Buttered fish fry in white sauce - The Julia Child Way

My sister was craving to eat fish fillets the French style. So we looked for a recipe in the great Julia Child's cookbook "Mastering the art of French cooking" and the video from her show "The whole fish story". Its very easy to make and my mom made this for us during our vacation in Riyadh and it tasted like restaurant food! Simply awesome!

Ingredients:

For the buttered fish fry:
Fish fillets: 4
Salt
All purpose flour Flour to sprinkle
Butter - 5-6 tbsp

For the white sauce (Bechamel sauce):
Butter: 4 tbsp
Flour: 2 tbsp
Milk: 1 cup
Pepper powder: 1 tsp
Chopped parsley for garnish
Fresh cream - 1 tbsp (optional)
Cheese - 1 tbp (optional)

Method:
For buttered fish fry:
Sprinkle salt and flour over both sides of the fish fillets.
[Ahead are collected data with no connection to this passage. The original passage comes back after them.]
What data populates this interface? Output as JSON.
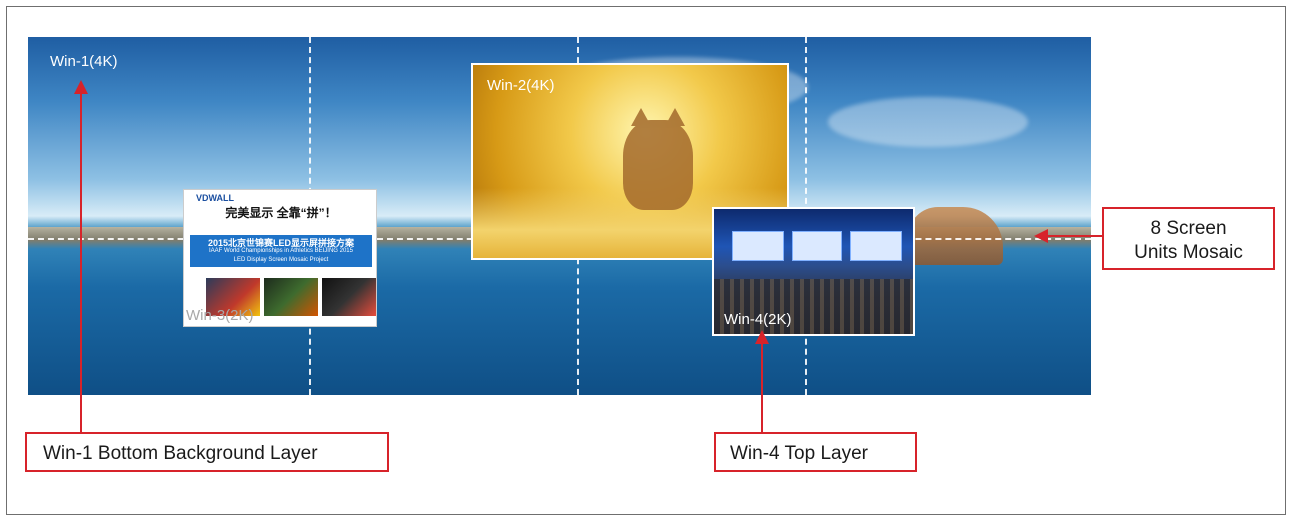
{
  "wall": {
    "win1_label": "Win-1(4K)",
    "win2_label": "Win-2(4K)",
    "win3_label": "Win-3(2K)",
    "win4_label": "Win-4(2K)"
  },
  "win3_content": {
    "logo": "VDWALL",
    "slogan": "完美显示 全靠“拼”！",
    "title_cn": "2015北京世锦赛LED显示屏拼接方案",
    "title_en_1": "IAAF World Championships in Athletics BEIJING 2015",
    "title_en_2": "LED Display Screen  Mosaic Project"
  },
  "annotations": {
    "bottom_layer": "Win-1 Bottom Background Layer",
    "top_layer": "Win-4 Top Layer",
    "mosaic_line1": "8 Screen",
    "mosaic_line2": "Units Mosaic"
  },
  "colors": {
    "annotation_red": "#d7232a",
    "grid_dash": "#ffffff"
  }
}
Heat butter in a pan over a medium flame. When its hot, fry the fish fillets for about 5 minutes on each side.
Heat milk in a saucepan. In another pan, heat butter. Be careful not to burn it. Add flour to it and allow it to froth. This is called the roux Turn off heat and once frothing stops, add hot milk to the roux and mix with a spatula till its thickens. Add pepper powder to this. If required, you can add fresh cream and/or cheese as enrichments. Even butter is added as an enrichment just before serving.

White sauce:
Boil 1/2 a cup of rice. In a kadai, heat some butter and add boiled rice to it. Add defrosted green peas to it. Add some salt as well and combine well.
In a plate, add the rice and peas, place fish fillets on it and pour the white sauce on top. Garnish with chopped parsley. Bon appetit!